3. Platform-Level Impact
FOX (Claims Processing)
Contributed to UI/UX redesigns that reduced screen load times
Improved workflow efficiency for claims examiners
Standardized calls-to-action and navigation patterns
Supported resolution of 200+ defects and 400+ enhancements
COMPAS (Billing & Administration)
Helped establish unified design system components in Figma
Reduced UI inconsistencies
Implemented WCAG-compliant components
Improved alignment between design and engineering through shared patterns
Alongside my UX Team, I co-led bi-weekly workshops with product owners and development leads to strengthen UX understanding across teams. We rotated facilitation, covering business value, design systems, and UX strategy, with my focus on design thinking, UX maturity, and the practical value of UX at UnitedHealthcare.
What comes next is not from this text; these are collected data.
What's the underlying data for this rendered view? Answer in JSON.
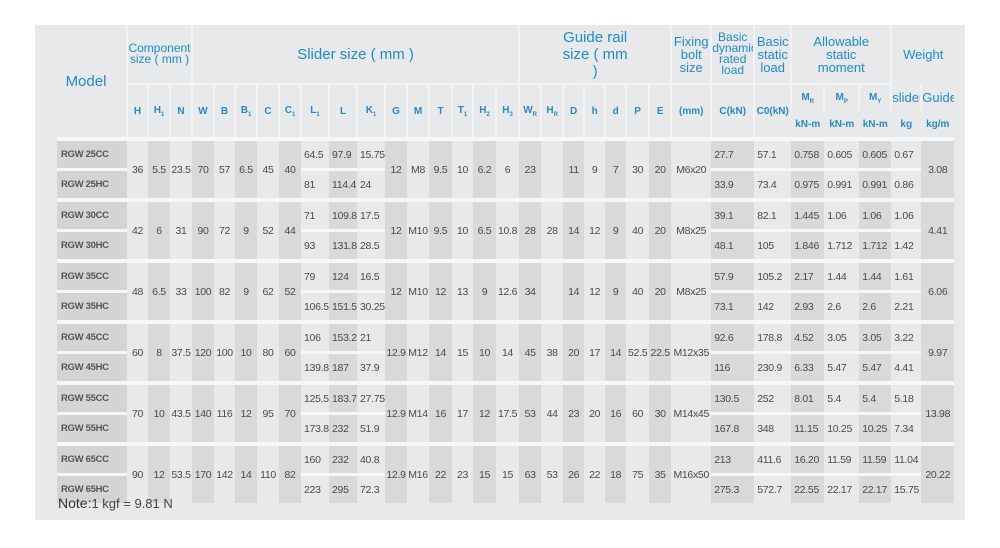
{
  "header": {
    "model": "Model",
    "component_size": "Component size ( mm )",
    "slider_size": "Slider size ( mm )",
    "guide_rail_size": "Guide rail size ( mm )",
    "fixing_bolt_size": "Fixing bolt size",
    "basic_dynamic": "Basic dynamic rated load",
    "basic_static": "Basic static load",
    "allowable_moment": "Allowable static moment",
    "weight": "Weight",
    "symbols": [
      "H",
      "H1",
      "N",
      "W",
      "B",
      "B1",
      "C",
      "C1",
      "L1",
      "L",
      "K1",
      "G",
      "M",
      "T",
      "T1",
      "H2",
      "H3",
      "WR",
      "HR",
      "D",
      "h",
      "d",
      "P",
      "E"
    ],
    "bolt_unit": "(mm)",
    "c_unit": "C(kN)",
    "c0_unit": "C0(kN)",
    "moments": [
      "MR",
      "MP",
      "MY"
    ],
    "moment_unit": "kN-m",
    "weight_cols": [
      "slider",
      "Guide"
    ],
    "weight_units": [
      "kg",
      "kg/m"
    ]
  },
  "groups": [
    {
      "shared": {
        "H": "36",
        "H1": "5.5",
        "N": "23.5",
        "W": "70",
        "B": "57",
        "B1": "6.5",
        "C": "45",
        "C1": "40",
        "G": "12",
        "M": "M8",
        "T": "9.5",
        "T1": "10",
        "H2": "6.2",
        "H3": "6",
        "WR": "23",
        "HR": "",
        "D": "11",
        "h": "9",
        "d": "7",
        "P": "30",
        "E": "20",
        "bolt": "M6x20",
        "guide": "3.08"
      },
      "rows": [
        {
          "model": "RGW 25CC",
          "L1": "64.5",
          "L": "97.9",
          "K1": "15.75",
          "Cd": "27.7",
          "C0": "57.1",
          "MR": "0.758",
          "MP": "0.605",
          "MY": "0.605",
          "slider": "0.67"
        },
        {
          "model": "RGW 25HC",
          "L1": "81",
          "L": "114.4",
          "K1": "24",
          "Cd": "33.9",
          "C0": "73.4",
          "MR": "0.975",
          "MP": "0.991",
          "MY": "0.991",
          "slider": "0.86"
        }
      ]
    },
    {
      "shared": {
        "H": "42",
        "H1": "6",
        "N": "31",
        "W": "90",
        "B": "72",
        "B1": "9",
        "C": "52",
        "C1": "44",
        "G": "12",
        "M": "M10",
        "T": "9.5",
        "T1": "10",
        "H2": "6.5",
        "H3": "10.8",
        "WR": "28",
        "HR": "28",
        "D": "14",
        "h": "12",
        "d": "9",
        "P": "40",
        "E": "20",
        "bolt": "M8x25",
        "guide": "4.41"
      },
      "rows": [
        {
          "model": "RGW 30CC",
          "L1": "71",
          "L": "109.8",
          "K1": "17.5",
          "Cd": "39.1",
          "C0": "82.1",
          "MR": "1.445",
          "MP": "1.06",
          "MY": "1.06",
          "slider": "1.06"
        },
        {
          "model": "RGW 30HC",
          "L1": "93",
          "L": "131.8",
          "K1": "28.5",
          "Cd": "48.1",
          "C0": "105",
          "MR": "1.846",
          "MP": "1.712",
          "MY": "1.712",
          "slider": "1.42"
        }
      ]
    },
    {
      "shared": {
        "H": "48",
        "H1": "6.5",
        "N": "33",
        "W": "100",
        "B": "82",
        "B1": "9",
        "C": "62",
        "C1": "52",
        "G": "12",
        "M": "M10",
        "T": "12",
        "T1": "13",
        "H2": "9",
        "H3": "12.6",
        "WR": "34",
        "HR": "",
        "D": "14",
        "h": "12",
        "d": "9",
        "P": "40",
        "E": "20",
        "bolt": "M8x25",
        "guide": "6.06"
      },
      "rows": [
        {
          "model": "RGW 35CC",
          "L1": "79",
          "L": "124",
          "K1": "16.5",
          "Cd": "57.9",
          "C0": "105.2",
          "MR": "2.17",
          "MP": "1.44",
          "MY": "1.44",
          "slider": "1.61"
        },
        {
          "model": "RGW 35HC",
          "L1": "106.5",
          "L": "151.5",
          "K1": "30.25",
          "Cd": "73.1",
          "C0": "142",
          "MR": "2.93",
          "MP": "2.6",
          "MY": "2.6",
          "slider": "2.21"
        }
      ]
    },
    {
      "shared": {
        "H": "60",
        "H1": "8",
        "N": "37.5",
        "W": "120",
        "B": "100",
        "B1": "10",
        "C": "80",
        "C1": "60",
        "G": "12.9",
        "M": "M12",
        "T": "14",
        "T1": "15",
        "H2": "10",
        "H3": "14",
        "WR": "45",
        "HR": "38",
        "D": "20",
        "h": "17",
        "d": "14",
        "P": "52.5",
        "E": "22.5",
        "bolt": "M12x35",
        "guide": "9.97"
      },
      "rows": [
        {
          "model": "RGW 45CC",
          "L1": "106",
          "L": "153.2",
          "K1": "21",
          "Cd": "92.6",
          "C0": "178.8",
          "MR": "4.52",
          "MP": "3.05",
          "MY": "3.05",
          "slider": "3.22"
        },
        {
          "model": "RGW 45HC",
          "L1": "139.8",
          "L": "187",
          "K1": "37.9",
          "Cd": "116",
          "C0": "230.9",
          "MR": "6.33",
          "MP": "5.47",
          "MY": "5.47",
          "slider": "4.41"
        }
      ]
    },
    {
      "shared": {
        "H": "70",
        "H1": "10",
        "N": "43.5",
        "W": "140",
        "B": "116",
        "B1": "12",
        "C": "95",
        "C1": "70",
        "G": "12.9",
        "M": "M14",
        "T": "16",
        "T1": "17",
        "H2": "12",
        "H3": "17.5",
        "WR": "53",
        "HR": "44",
        "D": "23",
        "h": "20",
        "d": "16",
        "P": "60",
        "E": "30",
        "bolt": "M14x45",
        "guide": "13.98"
      },
      "rows": [
        {
          "model": "RGW 55CC",
          "L1": "125.5",
          "L": "183.7",
          "K1": "27.75",
          "Cd": "130.5",
          "C0": "252",
          "MR": "8.01",
          "MP": "5.4",
          "MY": "5.4",
          "slider": "5.18"
        },
        {
          "model": "RGW 55HC",
          "L1": "173.8",
          "L": "232",
          "K1": "51.9",
          "Cd": "167.8",
          "C0": "348",
          "MR": "11.15",
          "MP": "10.25",
          "MY": "10.25",
          "slider": "7.34"
        }
      ]
    },
    {
      "shared": {
        "H": "90",
        "H1": "12",
        "N": "53.5",
        "W": "170",
        "B": "142",
        "B1": "14",
        "C": "110",
        "C1": "82",
        "G": "12.9",
        "M": "M16",
        "T": "22",
        "T1": "23",
        "H2": "15",
        "H3": "15",
        "WR": "63",
        "HR": "53",
        "D": "26",
        "h": "22",
        "d": "18",
        "P": "75",
        "E": "35",
        "bolt": "M16x50",
        "guide": "20.22"
      },
      "rows": [
        {
          "model": "RGW 65CC",
          "L1": "160",
          "L": "232",
          "K1": "40.8",
          "Cd": "213",
          "C0": "411.6",
          "MR": "16.20",
          "MP": "11.59",
          "MY": "11.59",
          "slider": "11.04"
        },
        {
          "model": "RGW 65HC",
          "L1": "223",
          "L": "295",
          "K1": "72.3",
          "Cd": "275.3",
          "C0": "572.7",
          "MR": "22.55",
          "MP": "22.17",
          "MY": "22.17",
          "slider": "15.75"
        }
      ]
    }
  ],
  "note": {
    "label": "Note:",
    "text": "1 kgf = 9.81 N"
  },
  "colors": {
    "header_text": "#1f8bc7",
    "panel": "#e8e9eb",
    "shaded_column": "#d8d9db"
  }
}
Using collaborative Miro-based presentations, these sessions encouraged open discussion, questions, and shared alignment across multiple teams.
Workshops I facilitated
Embedding Design Thinking into Team Practice
Advancing UX Maturity Across Teams
Demonstrating the Business Value of UX
Results & Outcomes
Operational Impact
Faster screen performance and reduced examiner friction
Improved consistency across enterprise tools
Reduced claims processing backlog
Stronger accessibility compliance
Organizational Impact
UX became a trusted partner earlier in the delivery lifecycle
Teams gained clearer expectations for UX involvement
Design systems and processes became more scalable
Cross-functional collaboration improved measurably
What This Demonstrates
Strategic UX leadership in regulated, enterprise environments
Process design as a UX competency
Ability to influence without formal authority
Comfort operating within Agile constraints
Focus on sustainable impact, not just artifacts; Better decision-making over time
Why This Matters
This case study reflects how I work in real enterprise settings where success depends as much on how teams collaborate as on what gets designed.
By combining practical UX execution with process and relationship building, I helped elevate UX maturity while delivering measurable business value.